Atrial fibrillation (AF) is associated with an increased risk of stroke and death in men and women, with an estimated 33.5 million people affected in 2010.
But a growing body of literature suggests that women and men experience risk factors for cardiovascular disease differently, including diabetes and smoking.
If correct, this would have substantial implications for estimating the AF burden, for the targeting of treatment to manage it, and for future research into causes of sex differences.

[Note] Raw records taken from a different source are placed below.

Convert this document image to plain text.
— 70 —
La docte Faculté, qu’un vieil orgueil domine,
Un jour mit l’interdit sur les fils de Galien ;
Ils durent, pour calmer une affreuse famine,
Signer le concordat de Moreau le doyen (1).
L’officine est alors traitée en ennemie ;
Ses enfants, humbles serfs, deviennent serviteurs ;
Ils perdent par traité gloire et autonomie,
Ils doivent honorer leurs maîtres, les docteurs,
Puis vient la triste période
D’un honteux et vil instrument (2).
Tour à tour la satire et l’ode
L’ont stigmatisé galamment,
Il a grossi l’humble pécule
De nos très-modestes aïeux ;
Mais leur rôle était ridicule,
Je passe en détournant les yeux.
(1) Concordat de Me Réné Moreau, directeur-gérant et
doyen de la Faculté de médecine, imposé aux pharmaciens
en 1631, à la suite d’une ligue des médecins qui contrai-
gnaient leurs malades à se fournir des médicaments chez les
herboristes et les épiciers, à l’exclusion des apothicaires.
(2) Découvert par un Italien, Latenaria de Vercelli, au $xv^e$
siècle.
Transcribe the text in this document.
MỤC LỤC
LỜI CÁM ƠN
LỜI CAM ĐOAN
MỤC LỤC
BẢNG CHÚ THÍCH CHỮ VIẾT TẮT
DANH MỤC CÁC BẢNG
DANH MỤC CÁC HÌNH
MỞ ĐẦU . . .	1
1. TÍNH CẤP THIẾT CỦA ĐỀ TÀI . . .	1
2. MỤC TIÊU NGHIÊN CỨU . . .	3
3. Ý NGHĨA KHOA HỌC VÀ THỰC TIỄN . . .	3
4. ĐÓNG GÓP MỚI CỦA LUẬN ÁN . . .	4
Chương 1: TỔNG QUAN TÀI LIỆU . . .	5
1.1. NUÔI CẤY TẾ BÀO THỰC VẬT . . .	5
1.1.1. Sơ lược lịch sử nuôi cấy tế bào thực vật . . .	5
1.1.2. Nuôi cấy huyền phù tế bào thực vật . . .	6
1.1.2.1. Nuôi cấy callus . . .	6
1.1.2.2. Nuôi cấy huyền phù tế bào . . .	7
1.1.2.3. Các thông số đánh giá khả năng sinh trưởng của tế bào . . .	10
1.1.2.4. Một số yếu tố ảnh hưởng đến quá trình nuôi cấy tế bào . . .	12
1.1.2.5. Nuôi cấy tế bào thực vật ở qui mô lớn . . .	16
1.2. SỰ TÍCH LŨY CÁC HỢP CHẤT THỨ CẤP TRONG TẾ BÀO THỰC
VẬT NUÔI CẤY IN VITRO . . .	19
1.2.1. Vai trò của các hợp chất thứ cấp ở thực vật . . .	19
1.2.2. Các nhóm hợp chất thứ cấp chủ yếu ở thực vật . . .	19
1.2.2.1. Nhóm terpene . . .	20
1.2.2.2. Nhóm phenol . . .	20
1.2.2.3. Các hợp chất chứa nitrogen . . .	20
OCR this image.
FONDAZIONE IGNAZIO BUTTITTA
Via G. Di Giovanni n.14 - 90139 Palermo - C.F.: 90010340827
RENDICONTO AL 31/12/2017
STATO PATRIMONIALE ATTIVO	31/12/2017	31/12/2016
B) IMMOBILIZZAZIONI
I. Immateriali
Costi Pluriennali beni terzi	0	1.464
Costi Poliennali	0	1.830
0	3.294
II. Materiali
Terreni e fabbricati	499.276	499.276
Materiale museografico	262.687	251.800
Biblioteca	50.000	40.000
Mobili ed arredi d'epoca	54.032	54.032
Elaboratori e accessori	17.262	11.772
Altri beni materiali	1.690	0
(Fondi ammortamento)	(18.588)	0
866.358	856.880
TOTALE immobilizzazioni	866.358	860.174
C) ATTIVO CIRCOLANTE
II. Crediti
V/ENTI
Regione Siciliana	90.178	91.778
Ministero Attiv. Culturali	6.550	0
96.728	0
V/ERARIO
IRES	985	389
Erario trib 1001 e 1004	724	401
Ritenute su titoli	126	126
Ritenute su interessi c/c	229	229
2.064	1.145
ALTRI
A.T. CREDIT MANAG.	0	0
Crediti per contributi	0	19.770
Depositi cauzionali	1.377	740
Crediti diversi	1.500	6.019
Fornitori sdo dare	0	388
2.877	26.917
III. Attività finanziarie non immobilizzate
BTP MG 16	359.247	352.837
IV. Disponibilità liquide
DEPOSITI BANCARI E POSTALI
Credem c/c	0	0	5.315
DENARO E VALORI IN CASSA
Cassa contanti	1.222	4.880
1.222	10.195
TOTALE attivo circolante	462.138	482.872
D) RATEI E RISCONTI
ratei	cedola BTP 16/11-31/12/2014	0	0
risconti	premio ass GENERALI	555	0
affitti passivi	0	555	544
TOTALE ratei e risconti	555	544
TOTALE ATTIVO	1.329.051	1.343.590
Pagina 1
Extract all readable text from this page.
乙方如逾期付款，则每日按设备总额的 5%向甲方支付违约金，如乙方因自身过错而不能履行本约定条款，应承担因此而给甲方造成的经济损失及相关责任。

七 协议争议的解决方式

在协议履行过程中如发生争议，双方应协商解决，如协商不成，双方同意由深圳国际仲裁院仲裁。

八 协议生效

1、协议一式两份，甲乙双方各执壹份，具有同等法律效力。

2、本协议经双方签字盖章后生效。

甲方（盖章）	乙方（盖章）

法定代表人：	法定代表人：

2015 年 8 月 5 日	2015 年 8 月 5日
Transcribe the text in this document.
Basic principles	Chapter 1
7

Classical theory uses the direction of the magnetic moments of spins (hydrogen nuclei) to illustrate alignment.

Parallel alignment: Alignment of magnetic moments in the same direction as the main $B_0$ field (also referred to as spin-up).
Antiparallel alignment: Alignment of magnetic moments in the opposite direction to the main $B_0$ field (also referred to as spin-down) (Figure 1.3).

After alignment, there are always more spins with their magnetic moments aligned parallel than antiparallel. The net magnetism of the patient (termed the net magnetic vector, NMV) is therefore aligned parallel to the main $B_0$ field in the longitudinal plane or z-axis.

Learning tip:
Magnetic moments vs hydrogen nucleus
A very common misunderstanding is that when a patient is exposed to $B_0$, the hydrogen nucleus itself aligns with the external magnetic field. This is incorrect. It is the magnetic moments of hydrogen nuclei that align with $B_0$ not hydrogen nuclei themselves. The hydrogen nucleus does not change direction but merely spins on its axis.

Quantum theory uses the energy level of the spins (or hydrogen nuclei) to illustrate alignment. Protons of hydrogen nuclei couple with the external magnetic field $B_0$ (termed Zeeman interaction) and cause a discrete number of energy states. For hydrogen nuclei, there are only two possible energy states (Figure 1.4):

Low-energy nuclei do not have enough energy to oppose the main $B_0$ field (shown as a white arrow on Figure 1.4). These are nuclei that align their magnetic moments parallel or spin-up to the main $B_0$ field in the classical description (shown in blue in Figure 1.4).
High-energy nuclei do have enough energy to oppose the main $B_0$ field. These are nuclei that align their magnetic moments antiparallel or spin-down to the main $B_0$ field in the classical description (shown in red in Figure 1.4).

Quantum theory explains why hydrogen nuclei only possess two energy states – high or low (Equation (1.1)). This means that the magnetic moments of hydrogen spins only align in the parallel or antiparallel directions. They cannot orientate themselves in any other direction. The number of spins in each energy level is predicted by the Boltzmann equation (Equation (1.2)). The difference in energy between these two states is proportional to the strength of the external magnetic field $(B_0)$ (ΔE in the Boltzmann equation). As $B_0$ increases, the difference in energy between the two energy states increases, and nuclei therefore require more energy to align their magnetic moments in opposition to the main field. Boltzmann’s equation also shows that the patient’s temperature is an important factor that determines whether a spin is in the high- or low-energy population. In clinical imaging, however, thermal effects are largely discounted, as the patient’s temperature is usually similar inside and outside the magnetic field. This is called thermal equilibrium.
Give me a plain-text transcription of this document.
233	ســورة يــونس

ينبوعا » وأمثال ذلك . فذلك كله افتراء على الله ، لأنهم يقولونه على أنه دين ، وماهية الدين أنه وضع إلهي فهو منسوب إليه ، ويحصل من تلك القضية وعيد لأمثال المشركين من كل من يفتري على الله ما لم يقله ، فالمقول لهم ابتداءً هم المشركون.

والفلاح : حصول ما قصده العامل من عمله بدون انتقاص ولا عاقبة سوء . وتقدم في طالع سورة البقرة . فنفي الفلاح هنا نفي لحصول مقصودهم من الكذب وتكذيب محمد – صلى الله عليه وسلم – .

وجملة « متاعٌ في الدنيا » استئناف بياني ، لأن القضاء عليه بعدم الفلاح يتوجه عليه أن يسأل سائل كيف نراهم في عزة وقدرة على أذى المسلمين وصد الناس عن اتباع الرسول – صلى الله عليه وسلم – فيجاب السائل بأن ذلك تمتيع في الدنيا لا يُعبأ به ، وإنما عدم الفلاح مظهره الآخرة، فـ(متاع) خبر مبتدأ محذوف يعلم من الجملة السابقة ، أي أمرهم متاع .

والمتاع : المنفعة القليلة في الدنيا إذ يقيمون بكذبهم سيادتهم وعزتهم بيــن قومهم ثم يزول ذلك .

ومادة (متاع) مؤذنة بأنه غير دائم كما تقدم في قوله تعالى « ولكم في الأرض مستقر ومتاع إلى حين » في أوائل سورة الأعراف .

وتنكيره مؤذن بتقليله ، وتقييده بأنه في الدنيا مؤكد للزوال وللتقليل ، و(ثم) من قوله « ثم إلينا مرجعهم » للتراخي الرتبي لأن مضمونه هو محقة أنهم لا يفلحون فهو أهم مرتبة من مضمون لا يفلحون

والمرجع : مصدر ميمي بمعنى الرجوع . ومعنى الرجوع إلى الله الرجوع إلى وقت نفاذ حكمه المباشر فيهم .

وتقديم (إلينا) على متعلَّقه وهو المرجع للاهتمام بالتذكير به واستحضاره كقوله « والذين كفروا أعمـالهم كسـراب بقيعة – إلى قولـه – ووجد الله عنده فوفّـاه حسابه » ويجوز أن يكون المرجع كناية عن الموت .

So an international team of researchers set out to estimate the association between AF and cardiovascular disease and death in women and men and to compare the sexes.
They analysed the results of 30 studies involving over 4 million participants that reported sex specific associations between atrial fibrillation and all cause mortality, cardiovascular mortality, stroke, cardiac events (cardiac death and non-fatal myocardial infarction), and heart failure.
Differences in study design and quality were taken into account to minimise bias.
Atrial fibrillation was associated with a 12% higher relative risk of all cause mortality in women and a significantly stronger risk of stroke, cardiovascular mortality, cardiac events, and heart failure. Results were broadly consistent after further sensitivity analyses.
It is unclear what could cause these differences between women and men, say the authors.
With respect to clinical care, they say their results support the development of a specific risk score for AF in women. With regard to public health policy, they say estimation of the global and regional burden of AF should be independent of sex, while "allocation of public health resources for prevention and treatment of AF should also consider the differential effects of AF by sex."
Finally, they call for future research to determine the underlying causes of the observed sex differences.